Well that’s just childish, pouty, and not a very well thought out train of thought on the subject.

The control isn’t over people, it’s about finding a solution to creating and preserving market share via device reliability on the platform. There are 1.4B iPhone users (and that’s a real number, not a fantasy), and not every one of those people is savvy enough to vet their applications before installation. If installation of any app was wide open you would have a large portion of those 1.4B accidentally installing crap. They may have 100 apps on their phone but if 1 is a piece of shit and broken (and yes conservatively at least 1% of apps out there probably have a bug bad enough to wreck some havoc) and it renders the reliability of the phone to shit that’s bad. If the market perceives that the reliability of the device is shit, Apple loses either in increasing or preserving market share for the device. Apple needs those devices need to work reliably and it feels that one way to do that is vetting the apps that will be running on it. The hardware is great, the OS does its job making the hardware platform operational, but the one place where there is the opportunity to introduce instability is in the apps. So you do your best to control that area of instability opportunity on your platform.

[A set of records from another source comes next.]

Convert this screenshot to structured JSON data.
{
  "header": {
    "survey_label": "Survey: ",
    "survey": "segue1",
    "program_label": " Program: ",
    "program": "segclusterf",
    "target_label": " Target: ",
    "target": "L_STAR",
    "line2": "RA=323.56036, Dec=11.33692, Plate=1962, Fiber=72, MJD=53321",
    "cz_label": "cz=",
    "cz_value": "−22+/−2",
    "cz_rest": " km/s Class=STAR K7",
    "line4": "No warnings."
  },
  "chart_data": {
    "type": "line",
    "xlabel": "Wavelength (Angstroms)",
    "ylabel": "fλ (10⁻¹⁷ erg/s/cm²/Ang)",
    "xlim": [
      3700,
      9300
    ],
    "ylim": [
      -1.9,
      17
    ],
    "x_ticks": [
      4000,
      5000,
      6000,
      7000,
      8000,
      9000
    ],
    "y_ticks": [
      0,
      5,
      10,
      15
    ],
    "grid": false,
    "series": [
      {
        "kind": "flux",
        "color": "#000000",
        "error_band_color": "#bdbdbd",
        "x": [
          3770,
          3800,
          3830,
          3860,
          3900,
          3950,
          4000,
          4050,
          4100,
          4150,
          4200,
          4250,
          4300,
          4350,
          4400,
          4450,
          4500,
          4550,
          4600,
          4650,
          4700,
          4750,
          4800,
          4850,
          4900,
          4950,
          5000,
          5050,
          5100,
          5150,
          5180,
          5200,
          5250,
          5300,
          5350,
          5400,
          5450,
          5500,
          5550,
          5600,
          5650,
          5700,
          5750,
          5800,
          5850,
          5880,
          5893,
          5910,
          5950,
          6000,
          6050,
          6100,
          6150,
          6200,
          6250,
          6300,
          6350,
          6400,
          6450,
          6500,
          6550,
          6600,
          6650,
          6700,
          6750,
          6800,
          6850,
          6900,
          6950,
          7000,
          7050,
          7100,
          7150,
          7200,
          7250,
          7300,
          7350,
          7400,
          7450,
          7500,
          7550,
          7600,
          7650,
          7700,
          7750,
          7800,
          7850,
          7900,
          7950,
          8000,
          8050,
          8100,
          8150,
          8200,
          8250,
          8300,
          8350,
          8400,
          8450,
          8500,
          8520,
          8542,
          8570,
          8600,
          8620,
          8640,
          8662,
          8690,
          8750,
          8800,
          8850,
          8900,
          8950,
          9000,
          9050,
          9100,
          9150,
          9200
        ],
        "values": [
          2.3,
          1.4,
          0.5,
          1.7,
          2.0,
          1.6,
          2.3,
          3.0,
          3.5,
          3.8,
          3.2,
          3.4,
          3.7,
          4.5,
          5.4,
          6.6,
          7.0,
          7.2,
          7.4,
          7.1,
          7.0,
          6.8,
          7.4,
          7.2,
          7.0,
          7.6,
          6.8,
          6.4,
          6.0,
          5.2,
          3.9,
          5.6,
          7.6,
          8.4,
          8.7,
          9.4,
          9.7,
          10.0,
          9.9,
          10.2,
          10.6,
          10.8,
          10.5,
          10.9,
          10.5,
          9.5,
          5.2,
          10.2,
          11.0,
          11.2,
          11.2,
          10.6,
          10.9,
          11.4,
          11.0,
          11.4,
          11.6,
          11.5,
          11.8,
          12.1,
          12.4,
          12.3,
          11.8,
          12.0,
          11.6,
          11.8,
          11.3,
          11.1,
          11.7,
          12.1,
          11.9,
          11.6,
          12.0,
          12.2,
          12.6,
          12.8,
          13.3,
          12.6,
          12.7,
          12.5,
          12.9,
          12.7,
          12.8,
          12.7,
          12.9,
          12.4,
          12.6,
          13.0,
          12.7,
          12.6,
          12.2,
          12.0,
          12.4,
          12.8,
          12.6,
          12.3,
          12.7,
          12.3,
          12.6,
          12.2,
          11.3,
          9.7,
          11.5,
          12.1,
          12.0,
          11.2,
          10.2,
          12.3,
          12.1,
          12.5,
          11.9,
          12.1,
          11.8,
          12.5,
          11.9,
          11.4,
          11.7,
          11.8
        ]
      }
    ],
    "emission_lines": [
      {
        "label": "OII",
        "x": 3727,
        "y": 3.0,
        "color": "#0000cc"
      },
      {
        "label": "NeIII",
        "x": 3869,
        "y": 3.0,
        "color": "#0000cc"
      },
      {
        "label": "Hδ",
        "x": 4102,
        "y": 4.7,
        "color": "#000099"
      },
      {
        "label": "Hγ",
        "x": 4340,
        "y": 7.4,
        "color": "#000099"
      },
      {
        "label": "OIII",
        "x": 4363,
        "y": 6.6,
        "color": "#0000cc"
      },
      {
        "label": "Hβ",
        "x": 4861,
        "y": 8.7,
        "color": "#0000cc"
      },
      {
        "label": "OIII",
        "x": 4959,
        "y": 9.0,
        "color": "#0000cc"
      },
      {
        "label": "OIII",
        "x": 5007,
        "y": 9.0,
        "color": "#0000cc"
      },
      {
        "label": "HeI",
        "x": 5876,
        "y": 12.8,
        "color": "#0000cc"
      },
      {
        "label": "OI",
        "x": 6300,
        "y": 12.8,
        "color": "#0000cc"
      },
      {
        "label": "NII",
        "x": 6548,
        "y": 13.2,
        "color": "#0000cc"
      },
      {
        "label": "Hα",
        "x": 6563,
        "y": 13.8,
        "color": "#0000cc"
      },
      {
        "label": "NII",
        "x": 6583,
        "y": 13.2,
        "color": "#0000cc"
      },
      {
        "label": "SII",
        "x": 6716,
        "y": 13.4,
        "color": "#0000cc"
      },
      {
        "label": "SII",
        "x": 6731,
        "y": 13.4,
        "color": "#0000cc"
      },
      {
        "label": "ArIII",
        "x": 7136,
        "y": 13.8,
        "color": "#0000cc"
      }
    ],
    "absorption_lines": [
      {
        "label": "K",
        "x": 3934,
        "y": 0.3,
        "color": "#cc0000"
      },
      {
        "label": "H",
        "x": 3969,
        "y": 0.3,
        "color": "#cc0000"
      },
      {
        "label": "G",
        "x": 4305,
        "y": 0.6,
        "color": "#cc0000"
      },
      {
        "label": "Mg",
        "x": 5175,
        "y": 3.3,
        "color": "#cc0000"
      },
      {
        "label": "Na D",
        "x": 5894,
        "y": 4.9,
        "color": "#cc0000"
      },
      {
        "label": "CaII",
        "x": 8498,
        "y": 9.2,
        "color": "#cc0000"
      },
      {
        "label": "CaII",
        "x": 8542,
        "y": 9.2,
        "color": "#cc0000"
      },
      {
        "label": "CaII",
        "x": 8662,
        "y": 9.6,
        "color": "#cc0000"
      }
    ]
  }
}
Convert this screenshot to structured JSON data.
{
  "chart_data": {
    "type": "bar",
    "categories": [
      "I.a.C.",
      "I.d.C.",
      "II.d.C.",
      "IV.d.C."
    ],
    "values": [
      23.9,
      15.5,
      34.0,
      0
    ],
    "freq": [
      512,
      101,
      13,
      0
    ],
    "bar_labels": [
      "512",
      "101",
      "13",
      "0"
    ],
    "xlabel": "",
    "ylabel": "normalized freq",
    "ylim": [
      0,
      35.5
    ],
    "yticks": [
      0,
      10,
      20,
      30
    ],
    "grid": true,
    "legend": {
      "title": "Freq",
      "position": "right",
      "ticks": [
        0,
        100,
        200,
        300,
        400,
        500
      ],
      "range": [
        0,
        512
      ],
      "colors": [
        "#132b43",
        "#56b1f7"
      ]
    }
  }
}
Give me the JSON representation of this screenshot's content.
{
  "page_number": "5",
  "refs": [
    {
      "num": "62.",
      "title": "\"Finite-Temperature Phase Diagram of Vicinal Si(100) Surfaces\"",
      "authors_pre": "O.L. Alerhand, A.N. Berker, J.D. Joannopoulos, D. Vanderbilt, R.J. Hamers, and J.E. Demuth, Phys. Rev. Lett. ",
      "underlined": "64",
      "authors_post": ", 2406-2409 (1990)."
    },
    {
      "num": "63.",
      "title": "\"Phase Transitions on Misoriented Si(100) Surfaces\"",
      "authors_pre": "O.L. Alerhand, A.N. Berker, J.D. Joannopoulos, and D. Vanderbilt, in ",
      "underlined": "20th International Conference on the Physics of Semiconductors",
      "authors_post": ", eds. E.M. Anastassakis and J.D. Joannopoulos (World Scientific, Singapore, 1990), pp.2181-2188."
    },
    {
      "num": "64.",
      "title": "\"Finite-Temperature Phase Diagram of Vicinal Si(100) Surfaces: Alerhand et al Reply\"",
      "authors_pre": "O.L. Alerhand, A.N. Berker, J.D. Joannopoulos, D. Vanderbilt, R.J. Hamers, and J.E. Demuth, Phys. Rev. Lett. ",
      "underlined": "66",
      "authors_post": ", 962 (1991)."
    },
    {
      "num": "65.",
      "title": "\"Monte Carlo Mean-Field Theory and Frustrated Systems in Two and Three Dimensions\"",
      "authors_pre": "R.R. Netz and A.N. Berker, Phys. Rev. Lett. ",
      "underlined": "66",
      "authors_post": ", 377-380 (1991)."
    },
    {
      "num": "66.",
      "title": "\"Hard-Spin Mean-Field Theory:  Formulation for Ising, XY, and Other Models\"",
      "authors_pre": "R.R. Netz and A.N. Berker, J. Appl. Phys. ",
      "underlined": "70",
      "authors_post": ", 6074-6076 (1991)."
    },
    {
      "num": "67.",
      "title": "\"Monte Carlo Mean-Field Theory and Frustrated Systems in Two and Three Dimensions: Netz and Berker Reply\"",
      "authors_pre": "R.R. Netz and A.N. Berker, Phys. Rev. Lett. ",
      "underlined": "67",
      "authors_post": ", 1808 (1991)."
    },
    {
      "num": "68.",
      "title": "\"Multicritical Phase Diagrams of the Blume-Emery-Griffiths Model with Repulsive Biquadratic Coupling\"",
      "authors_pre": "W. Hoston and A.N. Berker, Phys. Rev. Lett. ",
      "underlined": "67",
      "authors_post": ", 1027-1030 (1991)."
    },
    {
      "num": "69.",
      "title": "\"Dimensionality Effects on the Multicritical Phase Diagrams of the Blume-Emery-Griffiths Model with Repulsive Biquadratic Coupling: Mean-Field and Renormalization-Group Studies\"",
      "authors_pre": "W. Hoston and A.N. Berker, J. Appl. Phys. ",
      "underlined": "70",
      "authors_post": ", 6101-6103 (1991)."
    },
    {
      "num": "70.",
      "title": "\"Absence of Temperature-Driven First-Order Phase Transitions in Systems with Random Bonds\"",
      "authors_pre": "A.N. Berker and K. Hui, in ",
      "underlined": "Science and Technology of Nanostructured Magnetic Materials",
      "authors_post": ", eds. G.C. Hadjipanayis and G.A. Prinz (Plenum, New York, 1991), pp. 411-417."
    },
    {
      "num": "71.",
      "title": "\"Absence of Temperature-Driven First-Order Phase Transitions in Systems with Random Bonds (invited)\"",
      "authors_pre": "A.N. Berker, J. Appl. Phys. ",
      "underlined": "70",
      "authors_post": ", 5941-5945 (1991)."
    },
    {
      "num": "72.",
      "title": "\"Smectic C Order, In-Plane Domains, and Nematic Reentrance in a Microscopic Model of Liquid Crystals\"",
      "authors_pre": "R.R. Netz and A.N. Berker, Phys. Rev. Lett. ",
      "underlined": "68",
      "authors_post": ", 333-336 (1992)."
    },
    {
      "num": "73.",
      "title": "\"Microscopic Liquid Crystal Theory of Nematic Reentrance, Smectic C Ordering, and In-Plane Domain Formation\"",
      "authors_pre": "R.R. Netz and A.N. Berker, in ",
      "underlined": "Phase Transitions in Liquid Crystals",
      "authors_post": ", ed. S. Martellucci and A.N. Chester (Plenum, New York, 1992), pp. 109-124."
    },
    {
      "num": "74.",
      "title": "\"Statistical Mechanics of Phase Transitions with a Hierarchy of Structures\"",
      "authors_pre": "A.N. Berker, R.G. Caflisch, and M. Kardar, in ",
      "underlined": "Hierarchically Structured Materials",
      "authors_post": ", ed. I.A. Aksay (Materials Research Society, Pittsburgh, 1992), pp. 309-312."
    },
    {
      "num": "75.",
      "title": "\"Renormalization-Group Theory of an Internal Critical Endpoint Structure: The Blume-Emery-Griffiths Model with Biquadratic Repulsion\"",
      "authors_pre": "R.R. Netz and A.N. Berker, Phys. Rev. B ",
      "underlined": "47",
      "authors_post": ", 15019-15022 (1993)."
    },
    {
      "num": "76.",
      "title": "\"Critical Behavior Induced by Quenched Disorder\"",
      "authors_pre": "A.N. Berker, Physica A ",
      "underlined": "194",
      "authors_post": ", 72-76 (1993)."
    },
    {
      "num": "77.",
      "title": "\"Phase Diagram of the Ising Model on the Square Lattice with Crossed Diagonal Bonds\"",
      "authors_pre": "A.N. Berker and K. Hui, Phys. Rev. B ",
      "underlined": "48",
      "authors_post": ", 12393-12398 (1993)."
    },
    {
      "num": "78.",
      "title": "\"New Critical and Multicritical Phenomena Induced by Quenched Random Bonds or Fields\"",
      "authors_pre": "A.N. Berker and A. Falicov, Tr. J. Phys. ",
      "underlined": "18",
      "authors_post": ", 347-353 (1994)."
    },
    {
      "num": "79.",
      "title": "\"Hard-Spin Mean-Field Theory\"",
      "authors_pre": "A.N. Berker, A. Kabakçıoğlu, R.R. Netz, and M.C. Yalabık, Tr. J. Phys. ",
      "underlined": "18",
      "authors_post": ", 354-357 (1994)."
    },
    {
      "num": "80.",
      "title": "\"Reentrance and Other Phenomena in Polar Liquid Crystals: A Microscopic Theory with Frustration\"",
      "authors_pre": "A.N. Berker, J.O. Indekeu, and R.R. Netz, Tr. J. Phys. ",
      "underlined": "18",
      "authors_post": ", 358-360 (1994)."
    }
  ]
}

Here is the beautiful thing for you…there plenty of other phones out there that will allow you to install whatever the hell you want. Apple only has 16% of the worldwide smartphone market share.

https://backlinko.com/iphone-users#iphone-key-stats

Man, talking about crashing trains of thought: you fail to grasp the fact that the conversation is about MacOS, not iOS, that there is no contradiction between "blah platform" and control over people, and even that the fact that other phones exist doesn't negate the deficiencies of this specific phone

> conservatively at least 1% of apps

That's another made up number of yours, with a similarly made up qualifier

> the market perceives that the reliability of the device is shit

Since the vast majority of devices aren't so locked down, isn't "the market" yelling at yout that you're wrong?

I was talking about iOS so yes, I missed that the conversation was about Mac. Shame on me. In a sense the use case for a Mac is less ubiquitous than a smartphone, so the need for vetting may not be as great because users of the device don’t perceive the apps running on it as the device itself.

However, I stand firm in my argument about why the iPhone is locked down and why it’s a good thing. Even if you spread into other smartphone manufacturers like Samsung, you still find similar attempts to control the lay users ability to install unvetted apps on the devices. It may even be more important for them to do that too since they don’t fully control the OS on their devices.

> That's another made up number of yours, with a similarly made up qualifier

Obvious it was made up and obviously it was set as an intentionally low bar for software quality because who would argue (especially on HN) that 100% of available software out there is bug free, but if you want to believe that all available software is 100% safe to use, I encourage you to download and install everything you come across no matter whether the device is a smartphone, a Mac, or any other device you use and rely upon. I am sure you will be fine.

What about all those libs and executables you likely install via brew, npm, cargo etc? Those are all applications
Sure – Apple are trying to stop people who don't know what they're doing from getting hurt. Hence the strong scrutiny on what is allowed on the App Store (whether it's reasonable to charge 30% of revenue is an entirely different question).

People who are installing things using a terminal are probably (a) slightly computer savvy and (b) therefore aware that this might not be a totally safe operation.

And, despite being an avid homebrew user, I've never had a problem there.
All of us having this discussion are outliers.

The things we talk about here which annoy us are for the much larger set of people who need them!

Put another way, it is all about the set of us who cannot really participate in this discussion.